If a zombie could blush, the new doorman would have. To cover, he aimed for a worldly chuckle that came off more like a coughing fit. “Alas, not as she loved Romeo, I fear.”


“No, not like that.” He blinked at me through his smudged glasses, looking crestfallen. “Believe me, Gary, that’s a good thing.” Vampires didn’t suck zombies dry.


JULIET WAS OUT. NOTHING STRANGE ABOUT THAT; THIS WAS her hunting time. What was odd was the note she’d left me on the kitchen table: Don’t wait up. J. Since when had I ever waited up for my roommate?


Maybe she felt bad because she really did think she woke me up yesterday. Doubtful. Vampires never felt bad about their actions. More likely, she was warning me to stay out of the living room if I heard any weird chants in the middle of the night.


If that had even happened.


I pushed Juliet from my thoughts and got ready for bed. Tonight, I took my warm bath before I climbed into bed. It helped. Relaxing, I let my mind go blank. The room dissolved around me, and I floated in a vast, calm sea of darkness. Everything was quiet, gentle, warm. No bitter cold tonight. For a while, I let myself float. No point in waking myself up trying to place a dream-phone call before I was ready. Besides, it felt so good to rest.


I don’t know how far I dipped into sleep. Time seemed suspended. Eventually, I thought about Mab—lazily at first, then with more focus. All Cerddorion have a pair of colors unique to the individual. To call someone on the dream phone, you think of that person and summon their colors. At the other end, they see your colors, so they know who’s calling. I imagined my aunt, picturing her where I always think of her, seated in her wing chair by the library fireplace. She wore a baggy gray cardigan over a black dress; her short, gray hair was swept back from her face. It felt good to see her there. Comforting. Like home. I tinged the image of my aunt with her colors of blue and silver.


A mist rose. It billowed with Mab’s colors, drawing more blue and more silver from my image of Mab even as it blew across the scene to obscure her. The mist mounted higher, until blue and silver swirls filled my vision. Slowly it began to thin, blowing away a wisp at a time. Mab appeared first as a silhouette, then I could see her more clearly. She wasn’t in the library. She sat at her kitchen table, a mug in her hand and a teapot within reach. We were connected.


Mab looked so normal, sitting in her warm, familiar kitchen and drinking tea. A world away from the craziness of obliterated zombies and demon-haunted dreams.


“What is it, child?” she asked crisply.


That was Mab, getting right down to business. No “How are you?” No chitchat about the weather. Not even a guilt-inducing comment about how long it was since my last call.


“I’ve got a problem.”


She sipped some tea, tilted her head, and waited.


I took a deep breath. “Remember the trouble I had with that Hellion?”


“The Destroyer.
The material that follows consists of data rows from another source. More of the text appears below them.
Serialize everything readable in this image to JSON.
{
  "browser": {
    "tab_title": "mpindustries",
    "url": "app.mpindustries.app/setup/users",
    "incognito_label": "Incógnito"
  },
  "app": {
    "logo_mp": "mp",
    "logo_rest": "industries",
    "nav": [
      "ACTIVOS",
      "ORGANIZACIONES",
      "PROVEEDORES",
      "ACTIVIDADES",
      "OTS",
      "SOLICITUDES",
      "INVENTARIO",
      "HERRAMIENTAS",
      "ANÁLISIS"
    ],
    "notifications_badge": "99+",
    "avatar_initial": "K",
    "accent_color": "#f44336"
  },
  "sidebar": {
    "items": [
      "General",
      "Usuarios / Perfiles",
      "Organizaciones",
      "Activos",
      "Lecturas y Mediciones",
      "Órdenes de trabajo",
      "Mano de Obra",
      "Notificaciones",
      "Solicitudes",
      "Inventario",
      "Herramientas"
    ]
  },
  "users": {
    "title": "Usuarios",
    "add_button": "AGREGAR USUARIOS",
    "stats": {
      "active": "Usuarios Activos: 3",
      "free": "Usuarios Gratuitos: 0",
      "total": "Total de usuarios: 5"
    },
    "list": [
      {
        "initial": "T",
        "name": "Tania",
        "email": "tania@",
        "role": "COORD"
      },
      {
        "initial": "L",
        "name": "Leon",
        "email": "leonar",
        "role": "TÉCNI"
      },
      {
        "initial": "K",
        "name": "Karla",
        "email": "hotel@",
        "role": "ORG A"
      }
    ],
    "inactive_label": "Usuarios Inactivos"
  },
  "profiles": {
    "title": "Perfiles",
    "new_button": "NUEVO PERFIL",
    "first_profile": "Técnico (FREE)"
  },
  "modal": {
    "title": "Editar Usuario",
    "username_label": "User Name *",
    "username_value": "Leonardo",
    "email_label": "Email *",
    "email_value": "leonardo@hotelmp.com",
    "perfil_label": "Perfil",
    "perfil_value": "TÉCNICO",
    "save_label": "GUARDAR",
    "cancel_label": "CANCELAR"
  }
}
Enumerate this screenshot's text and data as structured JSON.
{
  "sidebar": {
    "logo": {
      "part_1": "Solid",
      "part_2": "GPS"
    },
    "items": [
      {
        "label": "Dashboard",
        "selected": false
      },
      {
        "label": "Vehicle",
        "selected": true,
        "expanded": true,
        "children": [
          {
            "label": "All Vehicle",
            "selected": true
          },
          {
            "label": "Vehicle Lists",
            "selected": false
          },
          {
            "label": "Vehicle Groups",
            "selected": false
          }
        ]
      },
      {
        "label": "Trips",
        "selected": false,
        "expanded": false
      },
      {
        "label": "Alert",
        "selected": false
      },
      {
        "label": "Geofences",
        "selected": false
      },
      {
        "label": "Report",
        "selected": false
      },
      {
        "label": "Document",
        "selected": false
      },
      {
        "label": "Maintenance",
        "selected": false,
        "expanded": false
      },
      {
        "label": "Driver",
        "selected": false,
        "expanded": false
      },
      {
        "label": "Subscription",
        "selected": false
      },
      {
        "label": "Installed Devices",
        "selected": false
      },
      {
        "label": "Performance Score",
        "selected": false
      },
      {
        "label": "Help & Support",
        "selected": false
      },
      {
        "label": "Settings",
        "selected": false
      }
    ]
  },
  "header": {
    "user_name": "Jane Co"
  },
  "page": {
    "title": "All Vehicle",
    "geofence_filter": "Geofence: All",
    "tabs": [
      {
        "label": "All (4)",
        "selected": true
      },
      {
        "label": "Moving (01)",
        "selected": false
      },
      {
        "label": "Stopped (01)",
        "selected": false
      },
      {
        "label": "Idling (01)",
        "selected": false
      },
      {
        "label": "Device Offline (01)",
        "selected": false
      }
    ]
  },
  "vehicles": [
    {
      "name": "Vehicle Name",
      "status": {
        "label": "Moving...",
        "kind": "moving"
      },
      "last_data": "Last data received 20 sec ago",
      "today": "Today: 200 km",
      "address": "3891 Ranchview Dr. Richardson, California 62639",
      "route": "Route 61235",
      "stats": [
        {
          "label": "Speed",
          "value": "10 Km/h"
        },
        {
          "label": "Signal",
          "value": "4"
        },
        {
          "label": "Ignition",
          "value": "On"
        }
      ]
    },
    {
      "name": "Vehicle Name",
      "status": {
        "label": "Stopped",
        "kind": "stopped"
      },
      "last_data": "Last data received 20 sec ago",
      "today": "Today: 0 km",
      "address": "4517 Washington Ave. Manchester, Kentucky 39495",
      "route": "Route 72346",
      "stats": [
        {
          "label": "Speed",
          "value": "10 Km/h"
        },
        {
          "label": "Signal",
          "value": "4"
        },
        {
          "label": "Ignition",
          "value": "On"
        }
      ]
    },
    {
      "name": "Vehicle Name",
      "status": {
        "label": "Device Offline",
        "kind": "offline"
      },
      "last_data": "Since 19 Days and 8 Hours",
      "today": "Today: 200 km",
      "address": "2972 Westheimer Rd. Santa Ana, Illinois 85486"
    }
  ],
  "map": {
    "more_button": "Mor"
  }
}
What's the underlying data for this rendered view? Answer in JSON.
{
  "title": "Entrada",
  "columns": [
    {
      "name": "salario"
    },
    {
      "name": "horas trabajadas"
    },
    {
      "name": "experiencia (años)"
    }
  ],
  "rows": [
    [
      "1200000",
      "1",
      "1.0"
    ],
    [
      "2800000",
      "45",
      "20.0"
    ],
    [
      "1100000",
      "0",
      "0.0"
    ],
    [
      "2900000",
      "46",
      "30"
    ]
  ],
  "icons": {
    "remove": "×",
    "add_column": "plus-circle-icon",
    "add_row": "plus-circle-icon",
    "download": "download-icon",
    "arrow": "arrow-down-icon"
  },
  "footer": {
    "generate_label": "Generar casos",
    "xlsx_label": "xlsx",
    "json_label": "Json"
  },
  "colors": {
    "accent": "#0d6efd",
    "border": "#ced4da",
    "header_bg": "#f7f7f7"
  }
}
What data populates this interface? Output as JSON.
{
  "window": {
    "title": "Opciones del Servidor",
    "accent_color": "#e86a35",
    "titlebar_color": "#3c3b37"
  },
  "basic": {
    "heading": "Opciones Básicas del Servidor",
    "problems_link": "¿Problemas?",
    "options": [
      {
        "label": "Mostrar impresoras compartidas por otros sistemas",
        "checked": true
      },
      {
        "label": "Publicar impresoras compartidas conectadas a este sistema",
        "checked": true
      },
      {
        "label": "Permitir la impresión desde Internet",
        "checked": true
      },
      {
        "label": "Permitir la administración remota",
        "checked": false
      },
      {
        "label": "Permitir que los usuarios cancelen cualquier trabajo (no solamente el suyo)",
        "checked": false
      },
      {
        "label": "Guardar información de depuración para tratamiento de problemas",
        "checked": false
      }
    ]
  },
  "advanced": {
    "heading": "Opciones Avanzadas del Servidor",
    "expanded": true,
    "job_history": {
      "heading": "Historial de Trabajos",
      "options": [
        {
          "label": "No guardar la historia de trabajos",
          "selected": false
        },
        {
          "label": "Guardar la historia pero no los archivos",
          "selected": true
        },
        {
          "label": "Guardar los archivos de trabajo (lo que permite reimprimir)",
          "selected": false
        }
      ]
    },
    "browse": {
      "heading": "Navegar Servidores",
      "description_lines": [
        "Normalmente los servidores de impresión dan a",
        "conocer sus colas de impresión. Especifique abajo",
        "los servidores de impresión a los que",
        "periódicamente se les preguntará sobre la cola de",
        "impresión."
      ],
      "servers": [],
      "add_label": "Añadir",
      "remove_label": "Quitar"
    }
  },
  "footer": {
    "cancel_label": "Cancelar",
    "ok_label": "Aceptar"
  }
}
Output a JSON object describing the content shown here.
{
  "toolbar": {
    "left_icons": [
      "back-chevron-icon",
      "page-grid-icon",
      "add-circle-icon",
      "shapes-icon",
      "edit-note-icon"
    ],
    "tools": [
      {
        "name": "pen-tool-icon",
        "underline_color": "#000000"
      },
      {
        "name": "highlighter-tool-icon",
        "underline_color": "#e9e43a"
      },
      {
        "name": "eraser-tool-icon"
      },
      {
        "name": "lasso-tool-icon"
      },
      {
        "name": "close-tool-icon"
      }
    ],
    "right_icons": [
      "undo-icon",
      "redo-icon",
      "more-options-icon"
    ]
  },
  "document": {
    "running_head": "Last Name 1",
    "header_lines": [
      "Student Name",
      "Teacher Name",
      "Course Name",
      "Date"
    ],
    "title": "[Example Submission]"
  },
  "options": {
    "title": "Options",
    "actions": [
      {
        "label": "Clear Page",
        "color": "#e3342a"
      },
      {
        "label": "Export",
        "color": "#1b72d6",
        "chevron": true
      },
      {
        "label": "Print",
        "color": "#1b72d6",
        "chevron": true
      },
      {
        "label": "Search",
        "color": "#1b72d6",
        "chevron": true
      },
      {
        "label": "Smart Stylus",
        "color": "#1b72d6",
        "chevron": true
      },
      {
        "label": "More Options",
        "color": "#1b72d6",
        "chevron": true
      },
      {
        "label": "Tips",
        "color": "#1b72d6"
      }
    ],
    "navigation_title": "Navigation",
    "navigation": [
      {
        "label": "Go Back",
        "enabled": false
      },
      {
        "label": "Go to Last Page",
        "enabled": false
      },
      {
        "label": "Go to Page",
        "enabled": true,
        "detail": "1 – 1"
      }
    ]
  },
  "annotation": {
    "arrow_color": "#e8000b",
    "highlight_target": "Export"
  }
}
Yes, yes. You told me it left the city and the shield was repaired.”


“That’s right. But I didn’t tell you the whole story.” A twinge of guilt reminded me I should have been straight with her from the start. But I hadn’t, so I told her now. I explained what happened in October, how I’d strengthened my bond with the Destroyer to wrest control away from the corrupt sorcerer who’d summoned it. How I’d driven it back to Hell. How I’d thought—hoped—it would stay there.